Could you please point me in a direction of a solution or possibly provide some help? Thank you.

But I also know that this curl command gives me what I want: curl -XGET http://localhost:9200/tweet_library/_search?size=10000 -d '{"query" : { "match_all" : {} }}' so I tried putting tweet_library/_search?size=10000 -d '{"query" : { "match_all" : {}}}' in my Attributes to Send and got the same warning/error.

avatar
Master Guru

Your curl command uses the -d parameter, which means it's sending that JSON in the body of the request. To do that with InvokeHttp, you could have a GenerateFlowFile -> ReplaceText processor before the InvokeHttp, where ReplaceText would set the body to the query you have above.
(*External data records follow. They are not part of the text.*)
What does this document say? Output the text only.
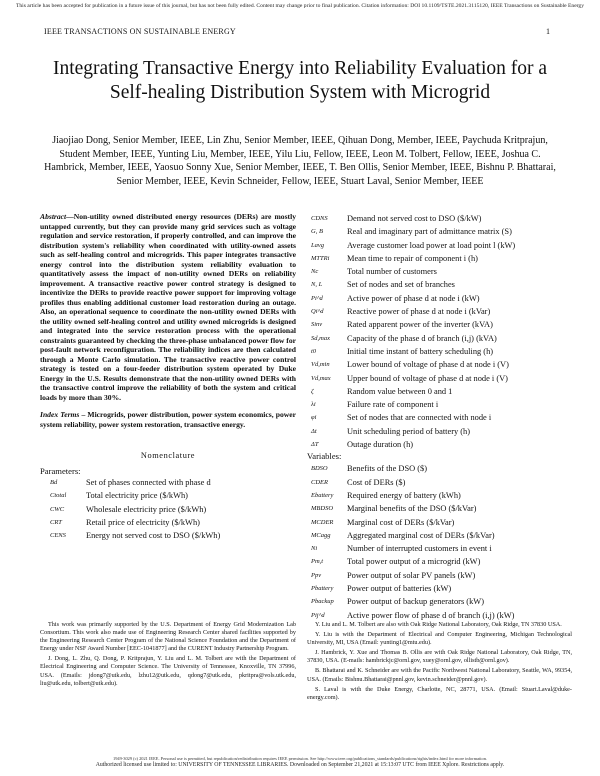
This article has been accepted for publication in a future issue of this journal, but has not been fully edited. Content may change prior to final publication. Citation information: DOI 10.1109/TSTE.2021.3115120, IEEE Transactions on Sustainable Energy
IEEE TRANSACTIONS ON SUSTAINABLE ENERGY	1
Integrating Transactive Energy into Reliability Evaluation for a Self-healing Distribution System with Microgrid
Jiaojiao Dong, Senior Member, IEEE, Lin Zhu, Senior Member, IEEE, Qihuan Dong, Member, IEEE, Paychuda Kritprajun, Student Member, IEEE, Yunting Liu, Member, IEEE, Yilu Liu, Fellow, IEEE, Leon M. Tolbert, Fellow, IEEE, Joshua C. Hambrick, Member, IEEE, Yaosuo Sonny Xue, Senior Member, IEEE, T. Ben Ollis, Senior Member, IEEE, Bishnu P. Bhattarai, Senior Member, IEEE, Kevin Schneider, Fellow, IEEE, Stuart Laval, Senior Member, IEEE
Abstract—Non-utility owned distributed energy resources (DERs) are mostly untapped currently, but they can provide many grid services such as voltage regulation and service restoration, if properly controlled, and can improve the distribution system's reliability when coordinated with utility-owned assets such as self-healing control and microgrids. This paper integrates transactive energy control into the distribution system reliability evaluation to quantitatively assess the impact of non-utility owned DERs on reliability improvement. A transactive reactive power control strategy is designed to incentivize the DERs to provide reactive power support for improving voltage profiles thus enabling additional customer load restoration during an outage. Also, an operational sequence to coordinate the non-utility owned DERs with the utility owned self-healing control and utility owned microgrids is designed and integrated into the service restoration process with the operational constraints guaranteed by checking the three-phase unbalanced power flow for post-fault network reconfiguration. The reliability indices are then calculated through a Monte Carlo simulation. The transactive reactive power control strategy is tested on a four-feeder distribution system operated by Duke Energy in the U.S. Results demonstrate that the non-utility owned DERs with the transactive control improve the reliability of both the system and critical loads by more than 30%.
Index Terms – Microgrids, power distribution, power system economics, power system reliability, power system restoration, transactive energy.
Nomenclature
Parameters:
Bd	Set of phases connected with phase d
Ctotal	Total electricity price ($/kWh)
CWC	Wholesale electricity price ($/kWh)
CRT	Retail price of electricity ($/kWh)
CENS	Energy not served cost to DSO ($/kWh)
CDNS	Demand not served cost to DSO ($/kW)
G, B	Real and imaginary part of admittance matrix (S)
Lavg	Average customer load power at load point l (kW)
MTTRi	Mean time to repair of component i (h)
Nc	Total number of customers
N, L	Set of nodes and set of branches
Pi^d	Active power of phase d at node i (kW)
Qi^d	Reactive power of phase d at node i (kVar)
Sinv	Rated apparent power of the inverter (kVA)
Sd,max	Capacity of the phase d of branch (i,j) (kVA)
t0	Initial time instant of battery scheduling (h)
Vd,min	Lower bound of voltage of phase d at node i (V)
Vd,max	Upper bound of voltage of phase d at node i (V)
ζ	Random value between 0 and 1
λi	Failure rate of component i
φi	Set of nodes that are connected with node i
Δt	Unit scheduling period of battery (h)
ΔT	Outage duration (h)
Variables:
BDSO	Benefits of the DSO ($)
CDER	Cost of DERs ($)
Ebattery	Required energy of battery (kWh)
MBDSO	Marginal benefits of the DSO ($/kVar)
MCDER	Marginal cost of DERs ($/kVar)
MCagg	Aggregated marginal cost of DERs ($/kVar)
Ni	Number of interrupted customers in event i
Pm,t	Total power output of a microgrid (kW)
Ppv	Power output of solar PV panels (kW)
Pbattery	Power output of batteries (kW)
Pbackup	Power output of backup generators (kW)
Pij^d	Active power flow of phase d of branch (i,j) (kW)

This work was primarily supported by the U.S. Department of Energy Grid Modernization Lab Consortium. This work also made use of Engineering Research Center shared facilities supported by the Engineering Research Center Program of the National Science Foundation and the Department of Energy under NSF Award Number [EEC-1041877] and the CURENT Industry Partnership Program.

J. Dong, L. Zhu, Q. Dong, P. Kritprajun, Y. Liu and L. M. Tolbert are with the Department of Electrical Engineering and Computer Science. The University of Tennessee, Knoxville, TN 37996, USA. (Emails: jdong7@utk.edu, lzhu12@utk.edu, qdong7@utk.edu, pkritpra@vols.utk.edu, liu@utk.edu, tolbert@utk.edu).

Y. Liu and L. M. Tolbert are also with Oak Ridge National Laboratory, Oak Ridge, TN 37830 USA.

Y. Liu is with the Department of Electrical and Computer Engineering, Michigan Technological University, MI, USA (Email: yunting1@mtu.edu).

J. Hambrick, Y. Xue and Thomas B. Ollis are with Oak Ridge National Laboratory, Oak Ridge, TN, 37830, USA. (E-mails: hambrickjc@ornl.gov, xuey@ornl.gov, ollistb@ornl.gov).

B. Bhattarai and K. Schneider are with the Pacific Northwest National Laboratory, Seattle, WA, 99354, USA. (Emails: Bishnu.Bhattarai@pnnl.gov, kevin.schneider@pnnl.gov).

S. Laval is with the Duke Energy, Charlotte, NC, 28771, USA. (Email: Stuart.Laval@duke-energy.com).

1949-3029 (c) 2021 IEEE. Personal use is permitted, but republication/redistribution requires IEEE permission. See http://www.ieee.org/publications_standards/publications/rights/index.html for more information.
Authorized licensed use limited to: UNIVERSITY OF TENNESSEE LIBRARIES. Downloaded on September 21,2021 at 15:13:07 UTC from IEEE Xplore. Restrictions apply.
Alternatively you could use the URL Search API for Elasticsearch. In your example you are matching all documents (which is the default I believe) so http://localhost:9200/tweet_library/_search?size=10000 should be all you need for that case. To explicitly match all documents, you can use the q parameter:

http://localhost:9200/tweet_library/_search?size=10000&q=*:*

avatar
Explorer

Thanks for all your help so far Matt. I had to use the first option as I am going to have more complicated queries than getting all documents so I'm hoping I can just replace the match all query in my ReplaceText processor with whatever I need to query. The match all query seems to be working though but I am getting multiple copies of documents, is this because of the GenerateFlowFile Processor? I looked up the documentation for it and I'm not quite sure what it is doing. I do not want it to go through more than once.

Edit: It looks like I just got 84,000 files that are all the same documents and there's only 10,000 total in index.

Do I need an UpdateAttribute process?